Dhomhes looked at him. Read his expression in about half a second. "How long?"
"I don't know." That was the worst part. He didn't know when she'd gone. He'd been at the front of the ship, doing what needed doing, and she'd just?—
"I'll send two units," Dhomhes said, already back on his communicator.
He caught Stron's arm before he moved. Pressed something into his hand without looking at him, still talking into the communicator like nothing had happened.
A knife. One of his. Weighted perfectly, blade folded, the grip warm from Dhomhes's pocket.
Stron closed his fingers around it and went.
The refinery complex was a maze of corridors and equipment bays, catwalks suspended over processing vats, maintenance tunnels running beneath the main floor. Too many places to take someone. Too many shadows.
He moved fast but not at a run. Running drew attention and attention slowed him down.
He thought about what he knew. She was smart. She wouldn't go quietly unless she had no choice. Which meant wherever she was, she'd been taken by someone who gave her no choice.
His armor was fully extended before he realized it had started moving.
He checked the main corridor first. Nothing. A side bay — equipment, no people. A maintenance access point with the door ajar.
He stopped.
Looked at the door.
She would have fought. She would have grabbed anything she could reach. And if she'd grabbed something, she'd have left something behind.

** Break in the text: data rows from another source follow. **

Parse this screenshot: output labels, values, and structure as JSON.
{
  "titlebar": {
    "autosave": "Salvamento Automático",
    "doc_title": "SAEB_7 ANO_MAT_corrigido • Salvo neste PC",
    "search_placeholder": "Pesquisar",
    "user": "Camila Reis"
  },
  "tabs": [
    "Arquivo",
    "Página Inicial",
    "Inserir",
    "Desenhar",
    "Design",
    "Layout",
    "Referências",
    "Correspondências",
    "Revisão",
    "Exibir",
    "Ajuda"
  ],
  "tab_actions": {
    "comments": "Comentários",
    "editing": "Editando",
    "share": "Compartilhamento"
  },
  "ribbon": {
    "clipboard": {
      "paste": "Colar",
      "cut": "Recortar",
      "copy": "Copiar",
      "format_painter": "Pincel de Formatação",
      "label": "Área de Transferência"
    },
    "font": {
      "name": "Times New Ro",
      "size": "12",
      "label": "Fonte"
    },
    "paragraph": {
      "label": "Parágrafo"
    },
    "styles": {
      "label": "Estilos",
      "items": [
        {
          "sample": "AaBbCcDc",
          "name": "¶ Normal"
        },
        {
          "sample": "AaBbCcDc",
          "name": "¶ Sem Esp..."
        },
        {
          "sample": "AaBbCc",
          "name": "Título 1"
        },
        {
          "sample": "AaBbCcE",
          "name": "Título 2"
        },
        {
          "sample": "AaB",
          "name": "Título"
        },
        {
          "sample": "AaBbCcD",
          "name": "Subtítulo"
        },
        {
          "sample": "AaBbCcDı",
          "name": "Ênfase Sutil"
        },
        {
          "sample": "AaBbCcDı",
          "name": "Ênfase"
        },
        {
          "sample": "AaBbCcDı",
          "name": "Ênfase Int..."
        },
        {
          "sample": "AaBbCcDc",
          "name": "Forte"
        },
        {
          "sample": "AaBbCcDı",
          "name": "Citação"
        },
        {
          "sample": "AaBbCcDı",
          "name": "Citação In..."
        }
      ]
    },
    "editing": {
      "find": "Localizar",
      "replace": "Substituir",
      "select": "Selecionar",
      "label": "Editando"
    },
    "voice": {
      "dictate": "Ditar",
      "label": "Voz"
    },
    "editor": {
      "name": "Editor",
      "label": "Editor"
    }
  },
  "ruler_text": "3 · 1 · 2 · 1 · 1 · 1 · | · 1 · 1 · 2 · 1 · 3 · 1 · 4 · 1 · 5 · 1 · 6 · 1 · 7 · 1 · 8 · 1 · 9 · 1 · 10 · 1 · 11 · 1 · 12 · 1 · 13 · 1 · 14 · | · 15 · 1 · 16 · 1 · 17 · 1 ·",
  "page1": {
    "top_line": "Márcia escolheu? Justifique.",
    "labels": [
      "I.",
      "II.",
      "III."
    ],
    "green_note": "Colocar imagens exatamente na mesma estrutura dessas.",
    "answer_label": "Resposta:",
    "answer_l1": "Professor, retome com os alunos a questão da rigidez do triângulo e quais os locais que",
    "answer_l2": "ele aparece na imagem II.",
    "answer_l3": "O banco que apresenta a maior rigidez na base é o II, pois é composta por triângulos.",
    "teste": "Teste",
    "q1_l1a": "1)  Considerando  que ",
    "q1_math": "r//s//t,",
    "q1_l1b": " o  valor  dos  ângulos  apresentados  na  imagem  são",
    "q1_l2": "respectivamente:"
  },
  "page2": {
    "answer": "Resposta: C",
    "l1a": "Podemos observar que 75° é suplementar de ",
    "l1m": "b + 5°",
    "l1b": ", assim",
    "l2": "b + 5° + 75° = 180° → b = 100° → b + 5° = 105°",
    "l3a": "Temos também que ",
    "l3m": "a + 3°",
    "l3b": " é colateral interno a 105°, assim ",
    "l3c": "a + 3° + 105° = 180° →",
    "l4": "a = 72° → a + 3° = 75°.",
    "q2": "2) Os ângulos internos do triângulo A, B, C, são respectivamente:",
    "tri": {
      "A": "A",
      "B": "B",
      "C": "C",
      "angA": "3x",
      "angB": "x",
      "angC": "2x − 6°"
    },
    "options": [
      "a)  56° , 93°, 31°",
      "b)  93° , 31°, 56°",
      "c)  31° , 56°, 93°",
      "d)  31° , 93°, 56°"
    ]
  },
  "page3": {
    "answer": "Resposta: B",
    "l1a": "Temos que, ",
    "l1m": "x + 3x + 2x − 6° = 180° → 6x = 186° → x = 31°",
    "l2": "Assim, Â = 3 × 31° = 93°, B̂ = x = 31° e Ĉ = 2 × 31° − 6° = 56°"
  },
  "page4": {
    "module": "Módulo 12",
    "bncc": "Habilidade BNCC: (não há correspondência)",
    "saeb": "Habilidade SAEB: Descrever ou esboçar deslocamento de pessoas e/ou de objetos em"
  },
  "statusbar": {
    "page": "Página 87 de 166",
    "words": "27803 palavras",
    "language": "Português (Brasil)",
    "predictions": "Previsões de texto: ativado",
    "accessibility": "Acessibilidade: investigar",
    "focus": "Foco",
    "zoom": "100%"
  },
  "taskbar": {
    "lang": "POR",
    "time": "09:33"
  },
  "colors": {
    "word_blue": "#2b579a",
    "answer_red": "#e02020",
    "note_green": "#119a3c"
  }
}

On the ground just inside the entrance, half hidden in the shadow of the doorframe, was a single red curl.
He went through the door.
The maintenance level was dim, lit by strips of yellow emergency lighting along the floor. Pipes ran overhead, sweating condensation onto the stone. The air was thick with ore dust and something else underneath it — something that didn't belong in a refinery. Earthy. Smoky.
He heard her voice before he saw her.
"I don't have it," she said. Flat and certain, the way she said everything. "I'm telling you the truth."
"You've been carrying it since Kerde." A male voice. Accented. Familiar in a way Stron couldn't place. "Don't insult me."
Stron came around the corner.
She was on her feet, which was the first thing he checked.
Burk stood behind her, one arm across her chest, something pressed against her side that Stron didn't need to see clearly to identify. A blade or a weapon. Didn't matter which.
What mattered was that it was touching her.
His armor extended fully, every ridge sharp and ready, and he made himself stop moving. Rushing in got her hurt. He knew that. He stayed where he was.
"Let her go," Stron said.
Burk looked at him with the calm of someone who had done this before. Polished. Controlled. The uniform was gone but the bearing remained — this was a man used to authority, used to being obeyed.